Ces éléments portent une vision. Ils racontent une trajectoire possible pour la RDC. Pourtant, ils passent presque sans bruit, comme s’ils étaient noyés dans un flux continu d’explications. Le problème n’est donc pas l’absence de contenu. Il est ailleurs : dans la hiérarchie du discours. À trop vouloir tout dire avec le même niveau d’intensité, on finit par ne rien faire émerger clairement.
Il en va de même pour les séquences plus sensibles. La Première Ministre choisit de ne pas éluder certaines réalités, et c’est à mettre à son crédit. Mais dans un espace médiatique où chaque mot peut être amplifié, cette transparence exige un encadrement plus serré. Non pour dissimuler, mais pour orienter la lecture.
C’est toute la différence entre une parole juste et une parole stratégique.
Car au fond, cette interview pose une question simple : que doit être aujourd’hui la communication d’un État comme la RDC sur la scène internationale ?
Si l’objectif est de rassurer, le contrat est rempli. Si l’objectif est d’exister, le mouvement est enclenché. Mais si l’objectif est d’influencer, alors une étape reste à franchir.
Cette étape passe par une transformation du registre. Moins d’explication linéaire, plus de points d’appui. Moins de prudence uniforme, plus de moments assumés. Moins de discours continu, plus de repères clairs. Rien de cela ne remet en cause le fond. Au contraire. C’est précisément parce que le socle est solide que l’exigence augmente.

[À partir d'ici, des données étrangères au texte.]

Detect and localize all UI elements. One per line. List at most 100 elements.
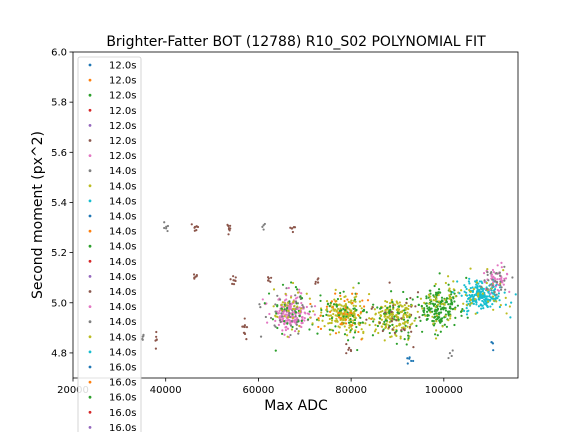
data-point bbox=[351, 302, 353, 304]
data-point bbox=[274, 320, 276, 322]
data-point bbox=[498, 292, 500, 294]
legend-label: 14.0s bbox=[109, 257, 136, 268]
data-point bbox=[336, 306, 338, 308]
data-point bbox=[407, 362, 409, 364]
data-point bbox=[292, 282, 294, 284]
data-point bbox=[456, 280, 458, 282]
data-point bbox=[407, 308, 409, 310]
data-point bbox=[433, 285, 435, 287]
legend-marker bbox=[89, 351, 92, 354]
data-point bbox=[319, 300, 321, 302]
data-point bbox=[262, 298, 264, 300]
data-point bbox=[246, 326, 248, 328]
data-point bbox=[447, 275, 449, 277]
data-point bbox=[284, 308, 286, 310]
data-point bbox=[469, 298, 471, 300]
data-point bbox=[457, 305, 459, 307]
data-point bbox=[406, 298, 408, 300]
data-point bbox=[296, 324, 298, 326]
data-point bbox=[343, 316, 345, 318]
data-point bbox=[375, 313, 377, 315]
data-point bbox=[374, 324, 376, 326]
data-point bbox=[489, 283, 491, 285]
data-point bbox=[384, 327, 386, 329]
data-point bbox=[163, 221, 165, 223]
data-point bbox=[352, 308, 354, 310]
data-point bbox=[296, 288, 298, 290]
data-point bbox=[492, 269, 494, 271]
data-point bbox=[393, 316, 395, 318]
legend-marker bbox=[89, 290, 92, 293]
data-point bbox=[302, 322, 304, 324]
data-point bbox=[268, 280, 270, 282]
data-point bbox=[278, 312, 280, 314]
data-point bbox=[353, 305, 355, 307]
data-point bbox=[284, 302, 286, 304]
data-point bbox=[474, 298, 476, 300]
data-point bbox=[428, 306, 430, 308]
data-point bbox=[424, 315, 426, 317]
data-point bbox=[354, 298, 356, 300]
data-point bbox=[467, 298, 469, 300]
data-point bbox=[343, 296, 345, 298]
legend-label: 14.0s bbox=[109, 317, 136, 328]
data-point bbox=[492, 349, 494, 351]
legend-marker bbox=[89, 366, 92, 369]
data-point bbox=[391, 301, 393, 303]
data-point bbox=[298, 289, 300, 291]
data-point bbox=[317, 281, 319, 283]
data-point bbox=[515, 293, 517, 295]
data-point bbox=[494, 297, 496, 299]
data-point bbox=[372, 320, 374, 322]
data-point bbox=[468, 278, 470, 280]
data-point bbox=[462, 303, 464, 305]
data-point bbox=[326, 308, 328, 310]
data-point bbox=[376, 306, 378, 308]
data-point bbox=[361, 328, 363, 330]
data-point bbox=[486, 298, 488, 300]
data-point bbox=[491, 279, 493, 281]
data-point bbox=[306, 293, 308, 295]
data-point bbox=[331, 319, 333, 321]
data-point bbox=[448, 294, 450, 296]
data-point bbox=[373, 318, 375, 320]
data-point bbox=[463, 284, 465, 286]
data-point bbox=[466, 313, 468, 315]
data-point bbox=[475, 303, 477, 305]
data-point bbox=[294, 319, 296, 321]
data-point bbox=[400, 336, 402, 338]
data-point bbox=[481, 300, 483, 302]
data-point bbox=[388, 326, 390, 328]
data-point bbox=[350, 312, 352, 314]
legend-marker bbox=[89, 109, 92, 112]
data-point bbox=[478, 285, 480, 287]
data-point bbox=[423, 311, 425, 313]
data-point bbox=[380, 307, 382, 309]
data-point bbox=[402, 328, 404, 330]
data-point bbox=[502, 269, 504, 271]
data-point bbox=[280, 321, 282, 323]
data-point bbox=[500, 304, 502, 306]
data-point bbox=[474, 286, 476, 288]
data-point bbox=[338, 312, 340, 314]
data-point bbox=[343, 300, 345, 302]
data-point bbox=[419, 320, 421, 322]
data-point bbox=[368, 293, 370, 295]
data-point bbox=[466, 304, 468, 306]
legend-marker bbox=[89, 124, 92, 127]
data-point bbox=[402, 291, 404, 293]
data-point bbox=[406, 311, 408, 313]
data-point bbox=[327, 322, 329, 324]
data-point bbox=[344, 333, 346, 335]
data-point bbox=[301, 297, 303, 299]
data-point bbox=[377, 325, 379, 327]
data-point bbox=[270, 317, 272, 319]
legend-marker bbox=[89, 200, 92, 203]
data-point bbox=[297, 320, 299, 322]
data-point bbox=[287, 328, 289, 330]
data-point bbox=[446, 326, 448, 328]
data-point bbox=[194, 276, 196, 278]
data-point bbox=[360, 311, 362, 313]
data-point bbox=[335, 332, 337, 334]
data-point bbox=[355, 326, 357, 328]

L’intervention de Judith Suminwa Tuluka donne à voir une parole en construction, sérieuse, cohérente, crédible. Elle marque une entrée dans un espace où la RDC est désormais attendue, écoutée, parfois même contestée. Et c’est peut-être là le signe le plus révélateur : un pays qui commence à compter est un pays dont la parole commence à être scrutée.
Reste désormais à faire de cette parole non seulement un outil de présence, mais un instrument d’influence. Car sur la scène internationale, il ne suffit plus de parler juste. Il faut aussi parler fort, au sens stratégique du terme.
Georges Herady, Journaliste et Analyste Politique.